Yang membuat saya cukup
heran, kenapa sepertinya kejadian belakangan ini memihak? Pada waktu
Tibo cs. dihukum mati, banyak orang yang sepertinya setuju dengan
hukuman mati, padahal Kepausan Roma sampai mengirim surat, yang diterima
oleh Wakil Presiden RI, agar pemerintah menimbang kembali keputusan
pelaksanaan hukuman mati itu. Demikian juga saat Sumiarsih dan Sugeng
dihukum mati, tidak ada "ribut-ribut" untuk meninjau kembali UU itu. Dan
yang lebih lucu lagi, alasan peninjauan kembali itu adalah proses
pelaksanaan hukuman mati yang dengan menggunakan cara ditembak itu.

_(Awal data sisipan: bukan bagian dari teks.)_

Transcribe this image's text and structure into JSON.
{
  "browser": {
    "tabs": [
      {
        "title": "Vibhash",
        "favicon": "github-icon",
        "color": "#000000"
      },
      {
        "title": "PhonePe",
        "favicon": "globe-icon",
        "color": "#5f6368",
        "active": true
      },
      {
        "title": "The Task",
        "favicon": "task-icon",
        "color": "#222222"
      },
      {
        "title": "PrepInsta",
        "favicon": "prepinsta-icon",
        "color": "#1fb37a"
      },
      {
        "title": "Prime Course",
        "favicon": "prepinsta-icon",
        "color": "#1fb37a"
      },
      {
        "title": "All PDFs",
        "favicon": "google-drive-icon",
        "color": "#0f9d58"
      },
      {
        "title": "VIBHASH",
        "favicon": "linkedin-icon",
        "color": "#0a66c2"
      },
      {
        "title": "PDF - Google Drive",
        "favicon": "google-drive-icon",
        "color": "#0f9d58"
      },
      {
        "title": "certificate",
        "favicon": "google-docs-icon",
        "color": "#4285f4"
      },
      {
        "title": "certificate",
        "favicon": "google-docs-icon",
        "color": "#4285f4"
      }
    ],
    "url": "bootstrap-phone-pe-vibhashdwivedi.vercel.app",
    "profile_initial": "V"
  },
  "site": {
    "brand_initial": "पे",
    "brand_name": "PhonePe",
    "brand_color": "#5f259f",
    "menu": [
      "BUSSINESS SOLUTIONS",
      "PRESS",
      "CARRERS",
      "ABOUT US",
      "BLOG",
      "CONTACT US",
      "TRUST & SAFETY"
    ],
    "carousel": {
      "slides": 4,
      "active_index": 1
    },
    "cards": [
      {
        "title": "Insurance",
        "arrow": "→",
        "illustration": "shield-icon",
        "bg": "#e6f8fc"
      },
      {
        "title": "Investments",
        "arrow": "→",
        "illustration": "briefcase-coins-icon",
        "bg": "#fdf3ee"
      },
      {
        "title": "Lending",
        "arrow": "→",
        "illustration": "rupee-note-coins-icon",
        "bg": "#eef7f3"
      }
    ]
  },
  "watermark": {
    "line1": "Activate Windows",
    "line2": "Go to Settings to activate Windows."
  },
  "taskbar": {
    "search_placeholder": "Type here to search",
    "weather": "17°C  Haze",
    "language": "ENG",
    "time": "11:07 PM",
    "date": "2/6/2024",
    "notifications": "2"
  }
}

Konon, menurut si pengusul, ditembak itu menimbulkan proses penyiksaan.
Oleh karena itu, si pengusul menyarankan agar penembakan mati digantikan
dengan hukum pancung yang mana dengan bermacam alasan dikatakan tidak
menimbulkan rasa sakit kepada si terhukum. Ini jelas alasan yang
mengada-ada. Bagaimana dia bisa mengemukakan setelah kepala terpenggal
maka tidak ada unsur penyiksaan lagi bagi si terhukum?
Rasa sakit
itu munculnya dari otak memang, dan di sekolah menengah pasti hampir
semua siswa di Indonesia pernah mengorek serabut otak katak demi
mengesahkan teori gerak otot yang bisa diperintah otak, dan ada juga
otot yang bekerja tanpa perlu perintah otak. Apakah setelah otak itu
hilang, otot-otot tubuh tidak tersiksa akibat hilang koordinasi sebelum
mengalami kematian?
Kematian yang tidak disadari (sehingga tidak
menimbulkan rasa sakit) justru sering terjadi "mobil-mobil goyang" di
Ancol. Penyebabnya adalah keracunan CO. Kenapa tidak ini saja yang
diusulkan oleh si pengusul? Alasannya jelas, tidak ada rasa sakit dan
terhukum mati hanya langsung tidak sadar dan tidak bangun lagi plus (ini
lebih penting) kepalanya tetap utuh dan menempel di badannya.
Tapi
ada pertanyaan lain yang pernah diajukan oleh asisten domestik di rumah
saya, "Itu yang penembaknya dosa tidak ya?" Wah, jika sudah bicara dosa
dan agama saya lantas teringat bagaimana seorang wanita yang dituduh
pelacur (banyak yang mengatakan bahwa wanita itu Maria Magdalena)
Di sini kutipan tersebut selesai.